Personal information
- Full name: Ian Charles Powell
- National team: Guernsey, Channel Islands, UK
- Born: 16 December 1985 (age 40) Guernsey, United Kingdom
- Height: 5 ft 10 in (178 cm)
- Weight: 170 lb (77 kg; 12 st 2 lb)

Sport
- Sport: Swimming
- University team: Florida State University

Medal record
Men's swimming
Representing Guernsey
Island Games
| Gold medal – first place | 2011 Isle of Wight | 50 m backstroke |
| Gold medal – first place | 2011 Isle of Wight | 100 m backstroke |
| Gold medal – first place | 2011 Isle of Wight | 200 m backstroke |
| Gold medal – first place | 2011 Isle of Wight | 100 m butterfly |
| Gold medal – first place | 2011 Isle of Wight | 200 m butterfly |
| Gold medal – first place | 2011 Isle of Wight | 4×50 m medley |
| Gold medal – first place | 2011 Isle of Wight | 4×100 m medley |
| Silver medal – second place | 2011 Isle of Wight | 50 m butterfly |
| Silver medal – second place | 2011 Isle of Wight | 4×50 m freestyle |
| Silver medal – second place | 2011 Isle of Wight | 4×100 m freestyle |

= Ian Powell (swimmer) =

British competitive swimmer (born 1985)

Ian Charles Powell (born 16 December 1985) is a former British competitive swimmer and was inducted as 21st Sporting Hero of the Sporting Hall of Fame in Guernsey (Channel Islands).

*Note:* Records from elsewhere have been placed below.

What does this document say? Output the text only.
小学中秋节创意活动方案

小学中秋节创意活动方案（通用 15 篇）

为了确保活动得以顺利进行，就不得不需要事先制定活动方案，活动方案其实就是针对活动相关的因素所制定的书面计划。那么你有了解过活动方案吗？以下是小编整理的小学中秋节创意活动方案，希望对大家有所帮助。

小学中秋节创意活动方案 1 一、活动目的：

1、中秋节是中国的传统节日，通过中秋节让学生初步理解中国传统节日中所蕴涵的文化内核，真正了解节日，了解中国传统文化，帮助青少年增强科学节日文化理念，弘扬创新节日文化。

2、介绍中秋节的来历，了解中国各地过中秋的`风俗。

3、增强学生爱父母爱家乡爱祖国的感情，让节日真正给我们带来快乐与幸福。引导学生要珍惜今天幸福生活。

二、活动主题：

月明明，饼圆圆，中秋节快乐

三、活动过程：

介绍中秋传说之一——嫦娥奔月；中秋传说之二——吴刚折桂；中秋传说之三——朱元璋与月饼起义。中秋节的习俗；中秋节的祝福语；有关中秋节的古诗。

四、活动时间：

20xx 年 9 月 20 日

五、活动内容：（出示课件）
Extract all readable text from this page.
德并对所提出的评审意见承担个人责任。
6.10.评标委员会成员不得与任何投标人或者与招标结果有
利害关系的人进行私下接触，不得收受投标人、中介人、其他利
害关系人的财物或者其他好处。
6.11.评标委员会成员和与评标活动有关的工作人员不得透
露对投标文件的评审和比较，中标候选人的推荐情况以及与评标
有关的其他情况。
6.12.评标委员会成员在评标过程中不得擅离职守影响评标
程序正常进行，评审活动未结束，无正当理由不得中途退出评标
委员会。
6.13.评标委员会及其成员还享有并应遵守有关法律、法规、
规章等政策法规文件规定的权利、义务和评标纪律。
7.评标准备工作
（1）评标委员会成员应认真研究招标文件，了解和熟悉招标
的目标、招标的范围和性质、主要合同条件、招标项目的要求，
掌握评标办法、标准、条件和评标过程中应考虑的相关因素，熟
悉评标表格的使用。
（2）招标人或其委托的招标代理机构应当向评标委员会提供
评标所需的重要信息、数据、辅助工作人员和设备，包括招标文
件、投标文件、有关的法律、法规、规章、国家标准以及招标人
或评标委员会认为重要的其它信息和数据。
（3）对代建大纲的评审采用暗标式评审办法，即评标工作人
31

Powell specialized in butterfly and backstroke and his best finish was a third place at the British Swimming Championships in 2009 finishing in a time of 1.58.66 seconds to set a new Guernsey record for the event.

== Charity work ==
In 2011, Powell was invited as the official Ambassador for the Skipton Swimarathon to work with sponsors Skipton International in order to help communicate the benefits of swimming and encourage people to sign up and raise funds for local good causes.

== Personal life ==
Powell is currently living in the San Francisco Bay Area in the United States and swims at the Walnut Creek Masters swim team.